Io non ricordo di aver fatto appunti a margine dei verbali”, ha continuato Mattei. “La scrittura sul segnalibro non è la stessa di quella delle note a margine?”, gli ha chiesto il pm. “Potrebbe essere la stessa scrittura – ha detto Mattei – ma io non ricordo di aver mai scritto note a margine”. I verbali con le note e con alcuni segnalibro erano venuti fuori nel corso del secondo processo per la strage. Il falso pentito Vincenzo Scarantino, durante una udienza, aveva dichiarato di essere stato più volte “indottrinato dai poliziotti del pool Falcone-Borsellino”.

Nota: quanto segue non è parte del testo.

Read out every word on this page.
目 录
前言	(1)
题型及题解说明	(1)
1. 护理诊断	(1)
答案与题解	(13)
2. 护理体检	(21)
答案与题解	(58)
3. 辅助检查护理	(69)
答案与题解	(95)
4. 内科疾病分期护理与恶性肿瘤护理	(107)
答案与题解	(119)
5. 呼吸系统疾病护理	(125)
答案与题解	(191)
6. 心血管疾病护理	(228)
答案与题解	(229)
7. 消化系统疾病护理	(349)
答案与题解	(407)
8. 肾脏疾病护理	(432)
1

“Tutti i giorni mi sveglio ripensando a quel periodo e mi chiedo se avrei potuto fare altro per evitarlo e penso sempre che avrei rifatto la stessa cosa”. “Dopo la prima volta che ho letto a Scarantino il verbale che aveva reso durante le prime indagini non mi sono più sottratto a questo ‘compito’ perché questa persona non aveva nessuno a cui rivolgersi. Aveva solo noi. Lui dei suoi problemi di vita quotidiana discuteva con noi. C’è stato pure un po’ di tornaconto nostro, devo ammetterlo, perché entrare in contrasto con lui significava trascorrere 15 giorni d’inferno”. Il riferimento è al fatto, sostenuto dall’accusa, che a Scarantino, che doveva rendere testimonianza, venivano fatte rileggere le dichiarazioni rese in precedenza. Circostanza che, secondo i pm, dimostrerebbe che il falso pentito veniva imbeccato, fatto “studiare”, insomma, perché non cadesse in contraddizione e confermasse le cose già dichiarate. La prossima udienza è fissata per il 12 febbraio nell’aula bunker di Caltanissetta.